Full Speed Ahead, Slowly

Honda’s news was more mixed.  Honda unveiled a five-seater fuel cell concept car – a positive step in showing that FCVs won’t have to start small like battery vehicles did.  In addition, Honda joined Toyota in supporting FirstElement in California through a letter of intent to invest $13.8 million.  But the company took a step back by announcing that it would not release its first commercial FCV offering until 2016.  Moreover, Honda’s president, Takanobu Ito, said that his vision was of FCVs in significant numbers on the road in 30 years.
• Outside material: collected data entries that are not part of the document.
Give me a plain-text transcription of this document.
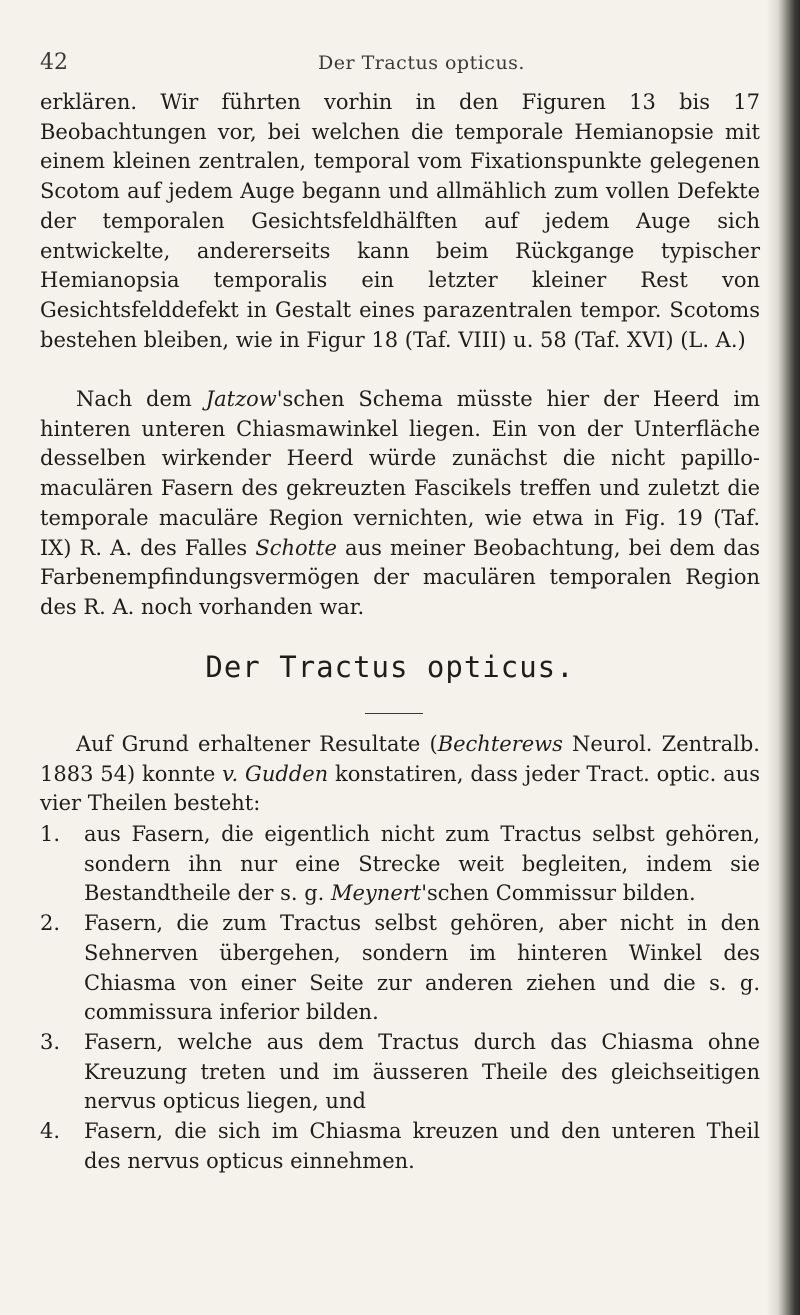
42	Der Tractus opticus.

erklären. Wir führten vorhin in den Figuren 13 bis 17 Beobachtungen vor, bei welchen die temporale Hemianopsie mit einem kleinen zentralen, temporal vom Fixationspunkte gelegenen Scotom auf jedem Auge begann und allmählich zum vollen Defekte der temporalen Gesichtsfeldhälften auf jedem Auge sich entwickelte, andererseits kann beim Rückgange typischer Hemianopsia temporalis ein letzter kleiner Rest von Gesichtsfelddefekt in Gestalt eines parazentralen tempor. Scotoms bestehen bleiben, wie in Figur 18 (Taf. VIII) u. 58 (Taf. XVI) (L. A.)

Nach dem Jatzow'schen Schema müsste hier der Heerd im hinteren unteren Chiasmawinkel liegen. Ein von der Unterfläche desselben wirkender Heerd würde zunächst die nicht papillo-maculären Fasern des gekreuzten Fascikels treffen und zuletzt die temporale maculäre Region vernichten, wie etwa in Fig. 19 (Taf. IX) R. A. des Falles Schotte aus meiner Beobachtung, bei dem das Farbenempfindungsvermögen der maculären temporalen Region des R. A. noch vorhanden war.

Der Tractus opticus.

Auf Grund erhaltener Resultate (Bechterews Neurol. Zentralb. 1883 54) konnte v. Gudden konstatiren, dass jeder Tract. optic. aus vier Theilen besteht:

1. aus Fasern, die eigentlich nicht zum Tractus selbst gehören, sondern ihn nur eine Strecke weit begleiten, indem sie Bestandtheile der s. g. Meynert'schen Commissur bilden.
2. Fasern, die zum Tractus selbst gehören, aber nicht in den Sehnerven übergehen, sondern im hinteren Winkel des Chiasma von einer Seite zur anderen ziehen und die s. g. commissura inferior bilden.
3. Fasern, welche aus dem Tractus durch das Chiasma ohne Kreuzung treten und im äusseren Theile des gleichseitigen nervus opticus liegen, und
4. Fasern, die sich im Chiasma kreuzen und den unteren Theil des nervus opticus einnehmen.
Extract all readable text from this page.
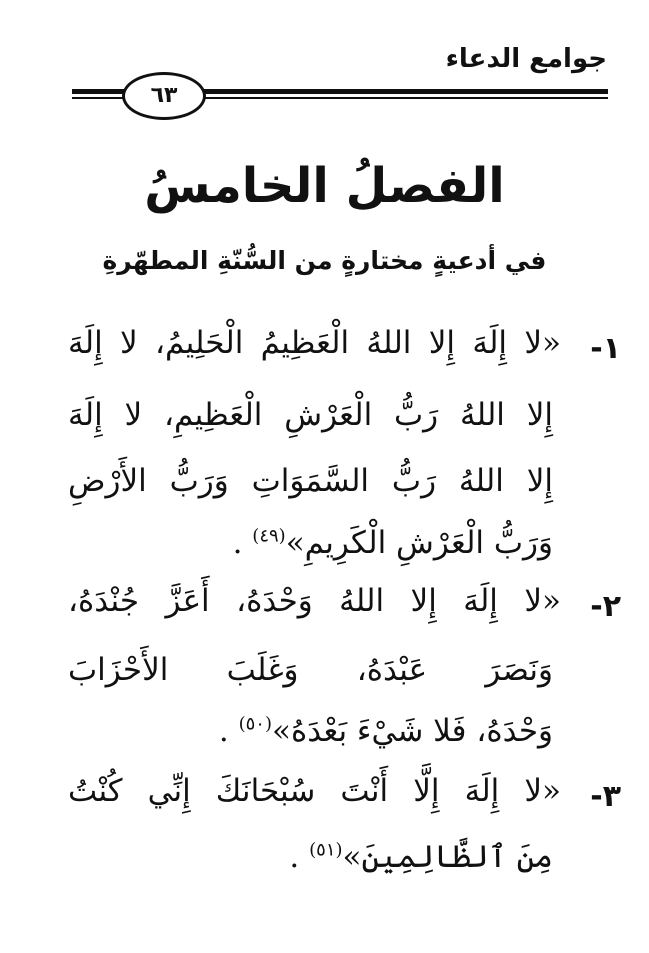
جوامع الدعاء
٦٣
الفصلُ الخامسُ
في أدعيةٍ مختارةٍ من السُّنّةِ المطهّرةِ
١-
«لا إِلَهَ إِلا اللهُ الْعَظِيمُ الْحَلِيمُ، لا إِلَهَ
إِلا اللهُ رَبُّ الْعَرْشِ الْعَظِيمِ، لا إِلَهَ
إِلا اللهُ رَبُّ السَّمَوَاتِ وَرَبُّ الأَرْضِ
وَرَبُّ الْعَرْشِ الْكَرِيمِ»$^{(٤٩)}$ .
٢-
«لا إِلَهَ إِلا اللهُ وَحْدَهُ، أَعَزَّ جُنْدَهُ،
وَنَصَرَ عَبْدَهُ، وَغَلَبَ الأَحْزَابَ
وَحْدَهُ، فَلا شَيْءَ بَعْدَهُ»$^{(٥٠)}$ .
٣-
«لا إِلَهَ إِلَّا أَنْتَ سُبْحَانَكَ إِنِّي كُنْتُ
مِنَ ٱلظَّالِمِينَ»$^{(٥١)}$ .
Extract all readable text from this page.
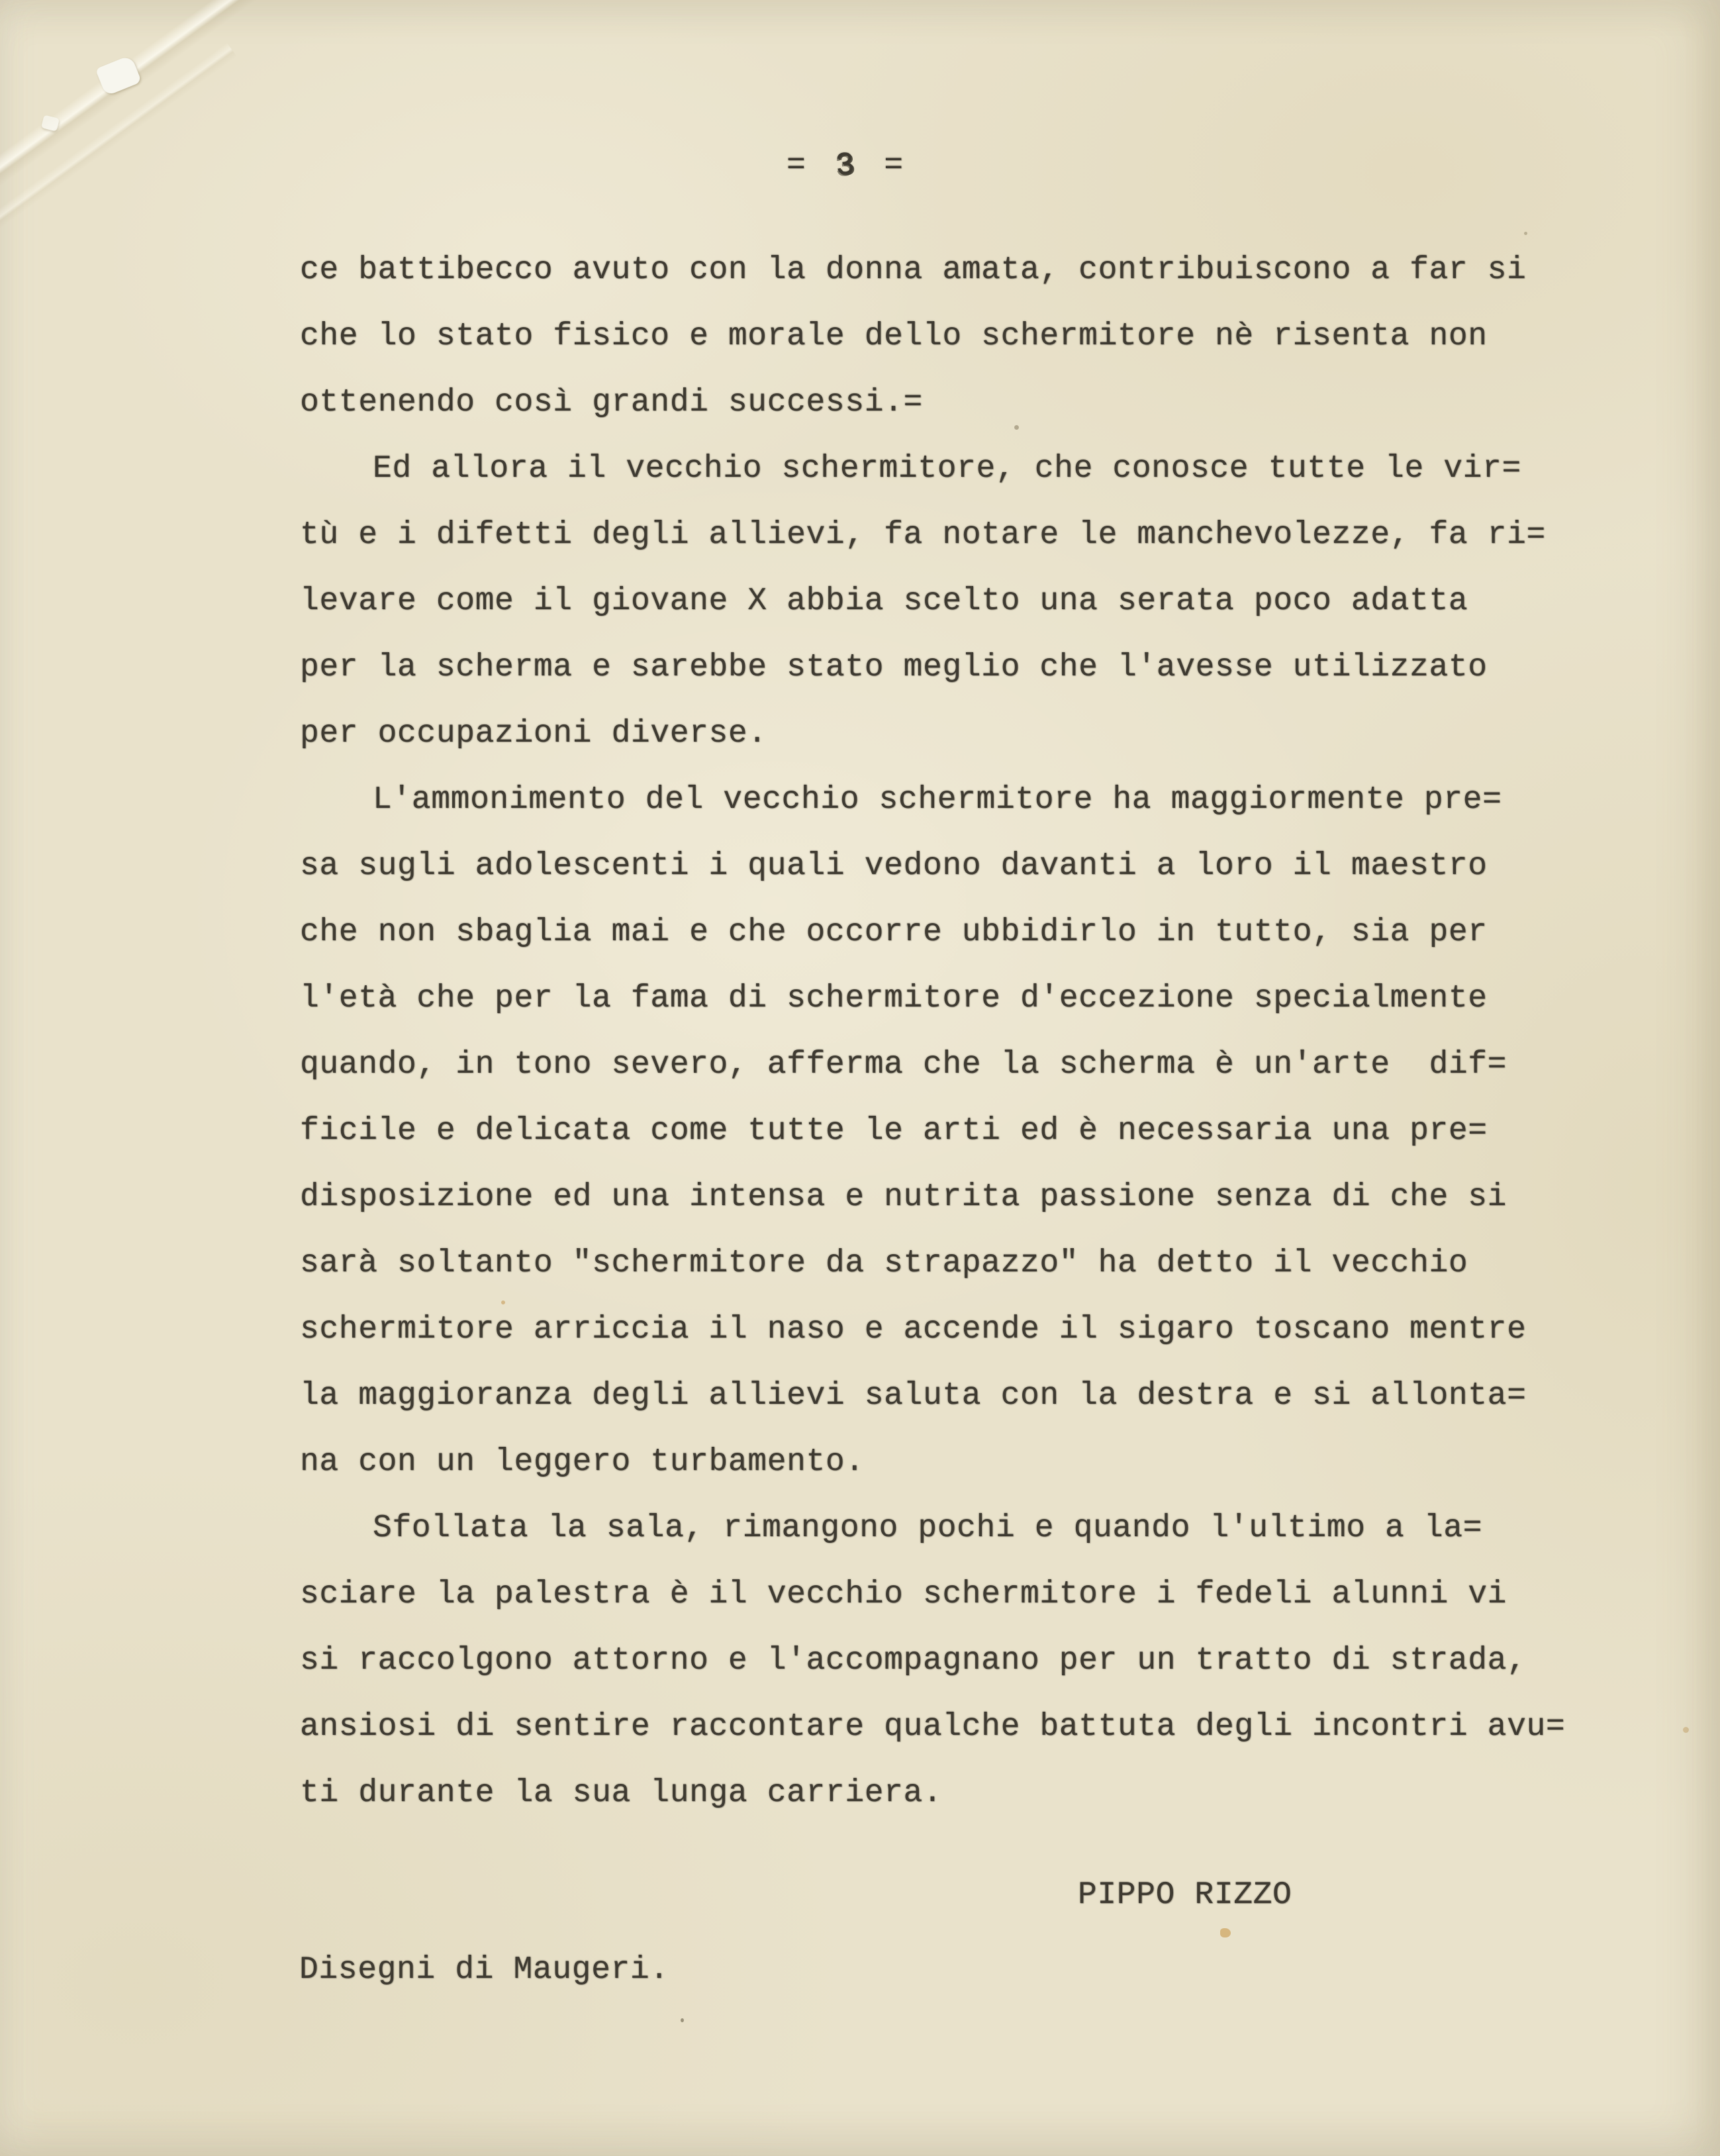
= 3 =
ce battibecco avuto con la donna amata, contribuiscono a far si
che lo stato fisico e morale dello schermitore nè risenta non
ottenendo così grandi successi.=
Ed allora il vecchio schermitore, che conosce tutte le vir=
tù e i difetti degli allievi, fa notare le manchevolezze, fa ri=
levare come il giovane X abbia scelto una serata poco adatta
per la scherma e sarebbe stato meglio che l'avesse utilizzato
per occupazioni diverse.
L'ammonimento del vecchio schermitore ha maggiormente pre=
sa sugli adolescenti i quali vedono davanti a loro il maestro
che non sbaglia mai e che occorre ubbidirlo in tutto, sia per
l'età che per la fama di schermitore d'eccezione specialmente
quando, in tono severo, afferma che la scherma è un'arte  dif=
ficile e delicata come tutte le arti ed è necessaria una pre=
disposizione ed una intensa e nutrita passione senza di che si
sarà soltanto "schermitore da strapazzo" ha detto il vecchio
schermitore arriccia il naso e accende il sigaro toscano mentre
la maggioranza degli allievi saluta con la destra e si allonta=
na con un leggero turbamento.
Sfollata la sala, rimangono pochi e quando l'ultimo a la=
sciare la palestra è il vecchio schermitore i fedeli alunni vi
si raccolgono attorno e l'accompagnano per un tratto di strada,
ansiosi di sentire raccontare qualche battuta degli incontri avu=
ti durante la sua lunga carriera.
PIPPO RIZZO
Disegni di Maugeri.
At the Los Angeles Auto Show, other OEMs that have largely stayed out of the fuel cell development path had concept vehicles on display.  The Volkswagen Group showed a hydrogen Golf and a plug-in A7 e-tron for Audi; both are still concepts, so this looks more like hedging against future need for a FCV once Toyota, Honda, and Hyundai have tested the waters.

So progress continues on the two major challenges for FCVs, but it continues to be slow.  The price points are the most positive development, and may leave hydrogen infrastructure as the final obstacle for fuel cell cars.